Bien souvent, les puces informatiques et les batteries se composent en partie de plastique, un matériau mal recyclé. Une équipe de scientifiques s’est penchée sur une méthode pour remplacer certaines parties de ces dispositifs par… de la peau de champignon. Cette matière entièrement biodégradable permettrait une meilleure recyclabilité.
« Les appareils électroniques sont irrévocablement intégrés dans nos vies. Pourtant, leur durée de vie limitée et leur élimination souvent irréfléchie exigent des concepts durables pour réaliser un avenir électronique vert », affirment les chercheurs en introduction de leurs travaux, publiés dans la revue Science Advances. Les auteurs de l’étude, qui font partie de la Johannes Kepler University, en Autriche, ont décidé que leur contribution à cette problématique passerait par les champignons. Ils ont appelé leur approche « MycelioTronics ».
Si vous vous demandez quel est le rapport entre une puce informatique et un champignon, vous serez peut-être surpris d’apprendre qu’ils font, visiblement, très bon ménage. Comme le rappelle le New Scientist, qui a également consacré un article à ce sujet, « tous les circuits électroniques, constitués de métaux conducteurs, doivent reposer sur une base isolante et refroidissante appelée substrat ». C’est justement ce substrat qui est, dans la plupart des dispositifs électroniques actuels, composé de matières plastiques.
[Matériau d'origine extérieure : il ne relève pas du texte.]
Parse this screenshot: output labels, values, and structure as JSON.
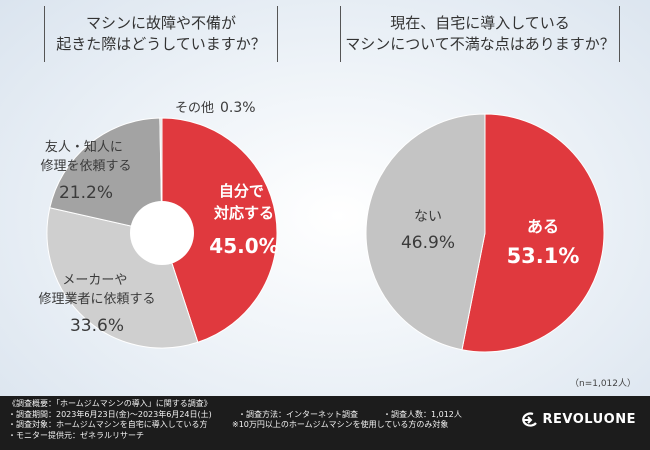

Lorsque l’appareil électronique arrive en fin de vie, le tout est simplement jeté, sans réelle possibilité de recyclage.
« Le substrat lui-même est le plus difficile à recycler », explique Martin Kaltenbrunner, de l’Université Johannes Kepler de Linz, en Autriche. « C’est aussi la plus grande partie de l’électronique et sa valeur est la plus faible, donc si vous avez certaines puces dessus qui ont en fait une grande valeur, vous pourriez vouloir les recycler ». Les scientifiques ont donc tenté d’utiliser la peau d’un champignon spécifique appelé Ganoderma lucidum, afin de remplacer ce fameux substrat. En effet, ce champignon, qui pousse généralement sur du bois en décomposition, forme une sorte de « peau » pour se protéger des bactéries, ou d’autres types de champignons. Les chercheurs l’ont prélevée et séchée, et se sont aperçus qu’elle faisait environ l’épaisseur d’une feuille de papier, tout en étant assez flexible. Elle constitue aussi un bon isolant et peut résister à des températures supérieures à 200 °C.
Comme le stipule un communiqué de l’université, « cette approche était plus ou moins une découverte accidentelle, comme c’est souvent le cas en science ». En effet, l’université s’intéressait depuis un moment aux champignons, mais « davantage dans d’autres contextes, tels que l’isolation dans l’industrie de la construction et l’utilisation de matériaux à base de mycélium comme alternative à la mousse de polystyrène ». Accident ou pas, toutes ces propriétés font de la peau du Ganoderma lucidum une bonne candidate pour former un substrat.
Une peau qui se décompose en deux semaines
De plus, tenue à l’écart de l’humidité et des rayons UV, elle pourrait certainement durer des centaines d’années, affirment les scientifiques. Bien entendu, les appareils électroniques n’ont pas cette durée de vie, mais cela signifie que le substrat pourrait sans problème tenir pendant toute la durée de vie de l’appareil. Enfin, cette peau de champignon peut se dégrader en seulement deux semaines si l’on souhaite s’en débarrasser.
Afin de tester ces possibilités, les scientifiques ont mis en place des circuits sur la peau du mycélium. Des métaux (cuivre et or) ont aussi été ajoutés. Ils ont ainsi pu constater que la conductivité du circuit était presque aussi bonne que lorsqu’ils sont montés sur un substrat polymère standard. Le substrat reste efficace même après l’avoir plié plus de 2000 fois.
Les chercheurs espèrent notamment que leur découverte pourrait être utilisée dans des appareils électroniques qui ne sont pas conçus pour durer longtemps, afin d’éviter le gaspillage. Ils cherchent aussi à pousser leurs recherches encore plus loin : « une des solutions consisterait à rendre la structure obtenue naturellement encore plus homogène et, finalement, à y placer les composants électroniques, qui seraient tout aussi biodégradables que le matériau de support ». Kaltenbrunner ajoute : « Ce serait alors l’étape suivante et pour cela, la surface devrait être encore plus lisse ».